Filas no aeroporto de Lisboa “são um embaraço” que cinco ministros estão a monitorizar
“A situação das fronteiras é um embaraço para o Governo. Não tem outro nome", reconheceu o secretário de Estado Hugo Espírito Santo no congresso da Associação de Agências de Viagens e Turismo.
O secretário de Estado das Infraestruturas garantiu esta quarta-feira que o Governo está a fazer um acompanhamento “muito próximo” das filas no aeroporto de Lisboa, admitindo que são um embaraço para o Governo, que espera resolvido até ao verão.
“A situação das fronteiras é um embaraço para o Governo. Não tem outro nome. Temos de ter uma atitude de humildade relativamente ao que fazemos e, neste momento, é um embaraço e a única coisa que se podia fazer era pedir desculpa”, afirmou Hugo Espírito Santo, em Macau, no 50º congresso da Associação Portuguesa de Agências de Viagens e Turismo (APAVT).
O governante disse que as causas existem, estão identificadas e que se avaliam soluções, elogiando a ajuda que a ANA – Aeroportos tem dado na situação.
“Temos, neste momento, um acompanhamento muito próximo do Governo deste tema.
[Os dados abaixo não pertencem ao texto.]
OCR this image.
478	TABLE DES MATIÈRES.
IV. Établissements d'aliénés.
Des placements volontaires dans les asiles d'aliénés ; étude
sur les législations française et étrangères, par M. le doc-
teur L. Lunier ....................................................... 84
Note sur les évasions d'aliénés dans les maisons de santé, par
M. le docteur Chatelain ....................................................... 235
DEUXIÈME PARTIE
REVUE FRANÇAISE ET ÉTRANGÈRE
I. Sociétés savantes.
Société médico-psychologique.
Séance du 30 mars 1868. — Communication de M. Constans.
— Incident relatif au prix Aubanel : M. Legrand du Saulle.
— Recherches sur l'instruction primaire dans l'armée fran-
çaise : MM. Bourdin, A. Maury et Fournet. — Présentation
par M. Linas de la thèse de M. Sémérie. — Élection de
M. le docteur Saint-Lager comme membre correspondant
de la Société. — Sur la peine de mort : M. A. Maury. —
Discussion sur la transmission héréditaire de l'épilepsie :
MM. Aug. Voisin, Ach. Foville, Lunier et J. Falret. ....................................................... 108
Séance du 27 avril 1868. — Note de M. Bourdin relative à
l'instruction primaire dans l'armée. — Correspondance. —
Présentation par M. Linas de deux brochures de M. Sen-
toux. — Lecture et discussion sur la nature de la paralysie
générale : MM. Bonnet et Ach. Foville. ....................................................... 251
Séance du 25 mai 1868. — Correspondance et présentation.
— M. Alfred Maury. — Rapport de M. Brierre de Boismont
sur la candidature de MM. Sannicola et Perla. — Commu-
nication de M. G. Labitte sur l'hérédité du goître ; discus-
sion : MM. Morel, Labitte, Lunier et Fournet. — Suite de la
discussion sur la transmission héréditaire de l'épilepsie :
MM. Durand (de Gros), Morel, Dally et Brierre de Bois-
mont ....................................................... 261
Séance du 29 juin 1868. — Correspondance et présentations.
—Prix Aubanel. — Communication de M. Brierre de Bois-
Temos cinco ministros diretamente envolvidos, andamos a olhar para os dados dia-a-dia a ver quanto tempo se demora a passar a fronteira em Lisboa”, acrescentou o governante.
Hugo Espírito Santo lembrou que “a raiz” do problema “é clara” e prende-se com “a falta agentes da PSP”, a que acresce “uma dificuldade e uma instabilidade do ponto de vista tecnológico, sobretudo nas e-gates” e, em terceiro lugar, “uma maior lentidão do sistema”.
Tendo identificadas as causas, diz o governante, agora é tentar solucioná-las. “Uma das coisas que já decidimos, juntamente com a Ana – que tem feito um trabalho notável connosco para nos ajudar a resolver isto – é redesenhar toda a zona das partidas e chegadas. Vamos nas partidas aumentar em 30% o número de boxes e de e-gates, vamos aumentar nas chegadas [em] 30% as boxes, e vamos aumentar em 70% as e-gates“, disse.
O desafio, assume o governante, é ter a situação resolvida até junho, “antes do verão”, época alta de turismo.
O setor do turismo, nomeadamente a Confederação do Turismo de Portugal (CTP) e a APAVT, têm pedido soluções urgentes para este constrangimento, que provoca danos reputacionais ao destino Portugal.
“É um problema seríssimo, que não está nas nossas mãos”, tinha afirmado antes o presidente do Conselho de Administração da ANA – Aeroportos de Portugal, José Luís Arnaut.
“Ninguém pode ficar contente” enquanto passageiro
O secretário de Estado das Infraestruturas disse ainda, em Macau, que “ninguém pode estar contente com a experiência de passageiro hoje em dia nos aeroportos nacionais”, situação que extravasa o tema das fronteiras, enquanto a ANA aponta os constrangimentos com que lida.
“Obviamente, temos um tema nas fronteiras [as filas de espera] e estamos a trabalhar com a ANA intensamente para redesenhar a zona de saída para que seja mais fácil. Mas – eu era um passageiro muitíssimo frequente -, ninguém pode ficar contente com a experiência de passageiro hoje em dia nos aeroportos nacionais”, disse Hugo Espírito Santo.
O governante falava no 50.º Congresso Nacional da Associação Portuguesa das Agências de Viagens e Turismo (APAVT), depois de a plateia ter ouvido o presidente do Conselho de Administração da ANA – Aeroportos de Portugal lembrar que o aeroporto de Lisboa conta com 36 milhões de passageiros e foi desenhado para 22 milhões.
“Estamos num processo de melhoria constante das instalações. (…) É uma operação de coração aberto permanentemente”, disse José Luís Arnaut, referindo constrangimentos de várias ordens.